DISCUSSION GUIDE
1. Tucumcari begins with the narrator telling readers that he remembers having a wife, but then amends that to “I should say I remember believing I have a wife.” How does this second statement change the first? What might it tell us about the narrator?
2. The narrator is in bed at the beginning of the novel, where he talks about, among other things, traveling. How do the two ideas—moving and not moving—play out in the narrative?
3. What does the use of factual information—or purported factual information—add to the narrator’s credibility?
4. The novel is set in three distinct times: a particular time in the narrator’s past, the present, and a vision of the future. What does inter-weaving these time periods bring to the narrative?
5. How do the mother’s stories reflect/refract the narrator’s memories?
6. The novel is tied together less by a plot than it is by connections made by the narrator, linking one section to the next.
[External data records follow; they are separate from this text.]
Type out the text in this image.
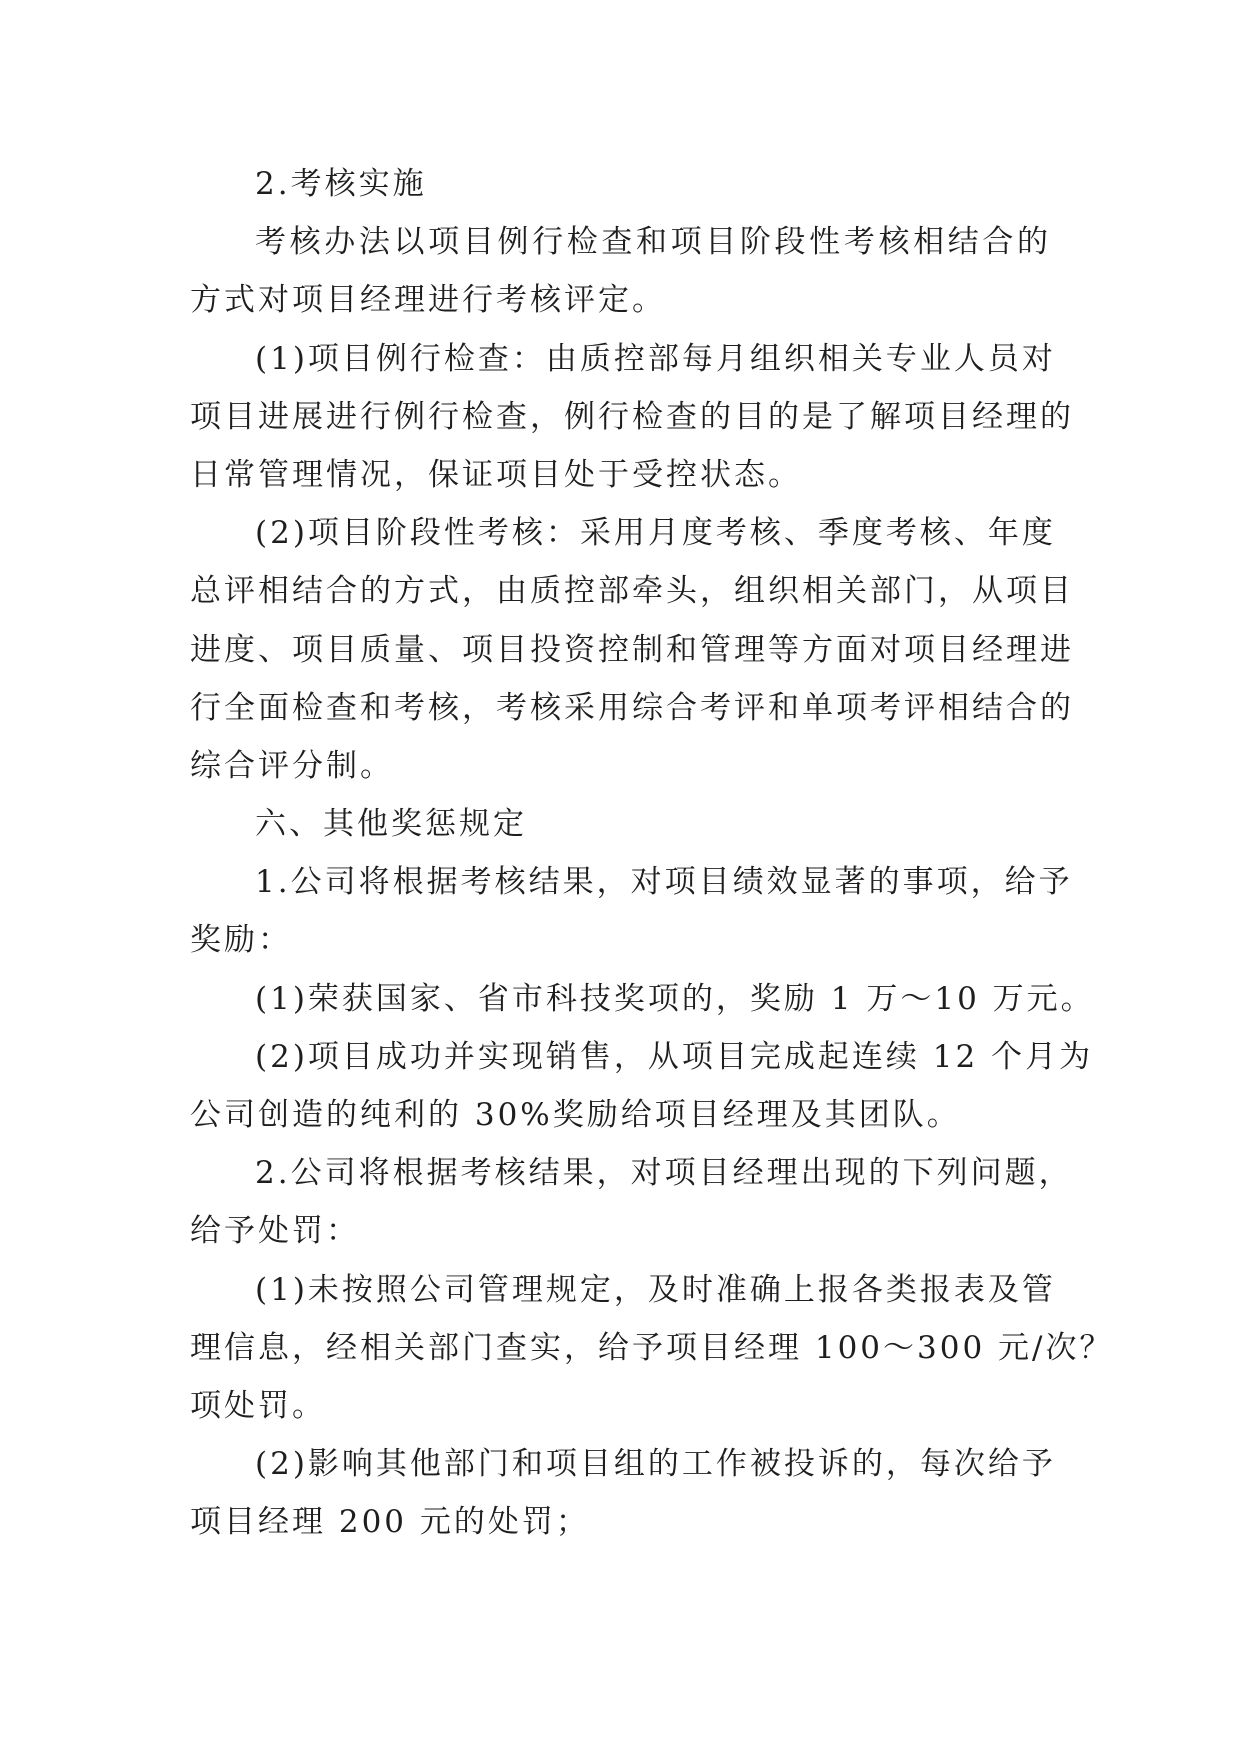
2.考核实施
考核办法以项目例行检查和项目阶段性考核相结合的
方式对项目经理进行考核评定。
(1)项目例行检查：由质控部每月组织相关专业人员对
项目进展进行例行检查，例行检查的目的是了解项目经理的
日常管理情况，保证项目处于受控状态。
(2)项目阶段性考核：采用月度考核、季度考核、年度
总评相结合的方式，由质控部牵头，组织相关部门，从项目
进度、项目质量、项目投资控制和管理等方面对项目经理进
行全面检查和考核，考核采用综合考评和单项考评相结合的
综合评分制。
六、其他奖惩规定
1.公司将根据考核结果，对项目绩效显著的事项，给予
奖励：
(1)荣获国家、省市科技奖项的，奖励 1 万～10 万元。
(2)项目成功并实现销售，从项目完成起连续 12 个月为
公司创造的纯利的 30%奖励给项目经理及其团队。
2.公司将根据考核结果，对项目经理出现的下列问题，
给予处罚：
(1)未按照公司管理规定，及时准确上报各类报表及管
理信息，经相关部门查实，给予项目经理 100～300 元/次？
项处罚。
(2)影响其他部门和项目组的工作被投诉的，每次给予
项目经理 200 元的处罚；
In what way do these connections move the narrative forward?
7. How does the narrator’s boyhood influence his actions in the present? How does it predict his future?
8. The narrator’s father was profoundly affected by his military service, particularly his time in New Mexico when the atomic bomb was being built and tested. How do his experiences—both military and non-military affect the narrator’s life?
9. Readers in Ireland and England see Tucumcari as an essentially American novel. If that’s true, what makes it so?